Our lab recently invented a new method, primary template-directed amplification (PTA), for amplifying the genome of a single cell. Our lab and others have established that PTA provides more complete and accurate representations of the original genome than all previously available whole genome amplification methods, enabling us to detect about 90% of small genomic variants with high precision. PTA is being applied to study many different sample types– from low input DNA samples such as ancient DNA to a range of eukaryotic cell studies to more accurately amplifying and assembling the genomes of single microbes. More recently, PTA has been paired with the Smart-seq chemistry to enable accurate genomic variant detection along with transcript quantification in the same cells. We are now working on a method for sparsely marking methylated cytosines to enable genome wide variant calling, transcript abundance, and regional methylation detection from the same cells. In addition to single-cell genomics, our lab is working on wet lab and computational methods to more accurately detect mutations, methylation, and microbial nucleic acid in cell-free DNA samples.

As a practicing pediatric oncologist, I care deeply about understanding why some oncology patients are cured with standard treatment regimens while others have disease recurrence, resulting in poor outcomes. In most patients, it is not that the entire cancer is inherently resistant to treatment, but that a very small fraction of the total population of malignant cells harbor or acquire resistance to many different anti-cancer agents, resulting in a malignancy that is incurable for many patients. Using the single cell methods we and others have developed, we are isolating and sequencing rare persistent cancer cells with the aim of understanding the biological mechanisms of treatment resistance, as well as identifying biomarkers that can serve as diagnostics and therapeutic targets to help guide patients to the most effective and least toxic treatment strategies. We are also complementing these studies with novel methods for identifying mutations, methylation changes, and microbe nucleic acid in cell-free DNA.
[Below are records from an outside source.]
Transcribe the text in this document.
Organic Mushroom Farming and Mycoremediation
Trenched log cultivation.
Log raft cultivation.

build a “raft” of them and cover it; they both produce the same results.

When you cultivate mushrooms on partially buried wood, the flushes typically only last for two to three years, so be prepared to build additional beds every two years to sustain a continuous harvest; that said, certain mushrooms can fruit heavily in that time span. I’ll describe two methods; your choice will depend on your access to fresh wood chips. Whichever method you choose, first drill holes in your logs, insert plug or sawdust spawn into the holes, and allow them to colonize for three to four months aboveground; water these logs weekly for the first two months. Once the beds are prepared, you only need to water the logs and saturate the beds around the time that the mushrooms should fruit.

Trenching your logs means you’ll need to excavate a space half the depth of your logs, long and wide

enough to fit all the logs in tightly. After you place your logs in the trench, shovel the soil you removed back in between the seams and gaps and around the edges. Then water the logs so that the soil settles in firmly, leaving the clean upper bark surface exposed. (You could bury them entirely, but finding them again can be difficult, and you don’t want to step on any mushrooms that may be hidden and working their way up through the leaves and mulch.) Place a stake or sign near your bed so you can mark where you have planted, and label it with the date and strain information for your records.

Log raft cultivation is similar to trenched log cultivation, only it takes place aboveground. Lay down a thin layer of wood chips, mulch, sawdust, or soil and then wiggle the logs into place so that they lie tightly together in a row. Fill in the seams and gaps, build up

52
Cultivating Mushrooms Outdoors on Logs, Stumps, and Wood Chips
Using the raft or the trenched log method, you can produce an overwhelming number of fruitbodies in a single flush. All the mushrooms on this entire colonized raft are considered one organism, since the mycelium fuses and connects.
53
All humans develop from a single cell into about 35 trillion cells, acquiring a somatic mutation about once every cell division. In addition, we replace billions of cells daily through ongoing divisions and continue to acquire mutations with exposure to environmental compounds as we age. Although we know this massive intra-tissue cellular genome diversity is present in each of us, little is known about how the mutations in those cells contribute to human diseases. Further, we know that a very small number of cells with somatic mutations evolve into a malignancy, suggesting that specific mutations interact with the epigenetic state of that cell to create disease phenotypes. We are deploying methods developed in our lab to examine the genetic and epigenetic states of the same single cells from normal and diseased human tissues with the aim of understanding the dependent and independent interactions of specific genetic and epigenetic features on abnormal cellular phenotypes. As an example, the video on the left depicts a collaboration with Gerry Grant (Chair of Neurosurgery at Duke) where he implants electrodes into pediatric patients with severe seizure disorder to map out zones for surgical resection. We then remove the tips of the electrodes and are able to sequence almost the entire genome of a single neuronal nucleus in an attempt to understand the underlying genetic changes that result in abnormal brain development.

Bacterial sepsis causes about 20% of global deaths annually. In collaboration with scientists and engineers from the IBM Innovation Labs in Almaden, we are developing a novel electronic nose system to detect diagnostic volatile organic compound signatures of bacterial sepsis from human samples. IBM has created a series of novel metal oxide gas sensors with high sensitivity, and have engineered a device to house the sensors, control flow of the incoming samples, and rapidly output a recording of the electrical signals. Although these sensors have the potential to provide extraordinarily high sensitivity, many of the signals are overlapping and nonspecific. Our lab is working to catalogue volatile organic compounds in blood that are specific to patients who have a bacterial bloodstream infection using mass spectrometry with the aim of identifying volatile biomarkers that can be amplified chemically and uniquely interact with the electronic nose system to produce a fast and inexpensive point-of-care test for bacterial sepsis.